From the second this locale first appears on screen, it exudes a tangible warmth perfectly fitting for a backdrop to unforgettable bonding. Having light angelically pour through the attic’s windows like Janusz Kamiński is lensing Camp accentuates the location’s coziness. Avalon Fast’s attempt to make Ginger Snaps/Jennifer’s Body/Raw by way of Lost Highway is better as individual pieces than as a cohesive whole. However, those standout Camp segments are extremely commendable in their conviction to a fanciful, trauma-tinged temperament.
Theater is Dead (dir. Katherine Dudas)

All it took was watching one play for Willow (Decker Sadowski) to realize her destiny. Sure, her late father was an actor. But watching director Matthew’s (Shane West) latest stage masterpiece convinced her that she needs to become a performer. Thus, she auditions for Matthew’s new play and, to her surprise, secures a lead role. This irks cast members like Matthew’s daughter Taylor (Maidson Lawlor), but there’s greater dangers lurking here than Willow’s awkwardness in theater warm-up exercises. Actors keep acting peculiar during rehearsals, while everyone’s dedication to “doing anything” to achieve notoriety in Matthew’s theatre company…hmmm. Something’s rotten in Denmark, to paraphrase the Bard.
Dudas and cinematographer Ryan Zemke instill Theater is Dead with a whip-quick visual aesthetic echoing similar rapid-fire comedic imagery in Edgar Wright movies. In unbroken takes, characters walk across the screen, into another room, and suddenly it’s a new day of rehearsals. Other times, the camera will suddenly whirl around and, without ever cutting away, reveal that the story has shifted to a new location. There’s an engaging go-go-go aesthetic to everything that the succinct 88-minute runtime reinforces.
For most of that brief runtime, Theater is Dead is a pleasant experience with admirable visual panache (like occasionally shifting aspect ratios) and strong instincts in executing sight gags. This dark comedy premise is also a good showcase for the film’s various actors. Shane West, for instance, has a blast channeling Brian O’Halloran and Oliver Platt in equal measure with his egocentric role. Madison Lawlor is the film’s MVP, though, as a hostile goth always a few minutes away from scorching the Earth. A fantasy sequence where Willow and Taylor recite lines sees the former character getting REALLY involved reveling in sleeping with her “pal’s” husband. It’s an outsized sequence demonstrating Lawlor’s deftness with riotously chewing the scenery.
Unfortunately, Theater is Dead’s screenplay (credited to Dudas, Lawlor, Sadowski, and Olivia Blue) tumbles mightily as it prepares for its finale. Suddenly, the writers bombard viewers with tons of new lore and character motivations. All the zippy energy leaves the building for clumsy exposition. This includes giving Willow an additional personal reason (think “the author of all your pain”) to hate Theater is Dead’s main villain. Were demonic forces and hurting innocent people not enough of an impetus for Willow’s crusade against the darkness?

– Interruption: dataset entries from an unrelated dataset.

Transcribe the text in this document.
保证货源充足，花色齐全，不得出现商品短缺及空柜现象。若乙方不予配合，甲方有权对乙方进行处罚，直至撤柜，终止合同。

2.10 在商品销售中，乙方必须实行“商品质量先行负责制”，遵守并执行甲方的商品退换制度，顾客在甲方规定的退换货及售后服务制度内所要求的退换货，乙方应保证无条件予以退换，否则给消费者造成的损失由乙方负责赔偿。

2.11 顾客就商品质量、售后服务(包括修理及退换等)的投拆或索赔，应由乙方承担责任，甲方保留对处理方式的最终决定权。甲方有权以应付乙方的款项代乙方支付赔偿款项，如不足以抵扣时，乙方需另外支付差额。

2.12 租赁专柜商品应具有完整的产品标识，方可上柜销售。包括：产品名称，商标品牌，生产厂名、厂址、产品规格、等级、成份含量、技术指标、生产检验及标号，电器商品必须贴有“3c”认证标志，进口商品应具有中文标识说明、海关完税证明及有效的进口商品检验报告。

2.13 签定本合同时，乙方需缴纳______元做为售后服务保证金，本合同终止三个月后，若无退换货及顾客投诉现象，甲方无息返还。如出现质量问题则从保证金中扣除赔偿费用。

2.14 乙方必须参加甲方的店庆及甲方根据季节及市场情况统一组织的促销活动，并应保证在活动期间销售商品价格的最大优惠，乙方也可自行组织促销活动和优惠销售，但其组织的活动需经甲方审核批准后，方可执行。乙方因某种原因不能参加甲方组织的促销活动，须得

Thus begins a more underwhelming finale capping Theater is Dead off on a weaker note. A movie that once breezed along at a good clip now juggles way too many narrative elements for its own good. Still, even here, certain striking images, bursts of dark humor, and a hardware store shopping montage hit their mark. Katherine Dudas has concocted a fun creation here, which makes Theater is Dead’s most ill-advised storytelling impulses extra disappointing.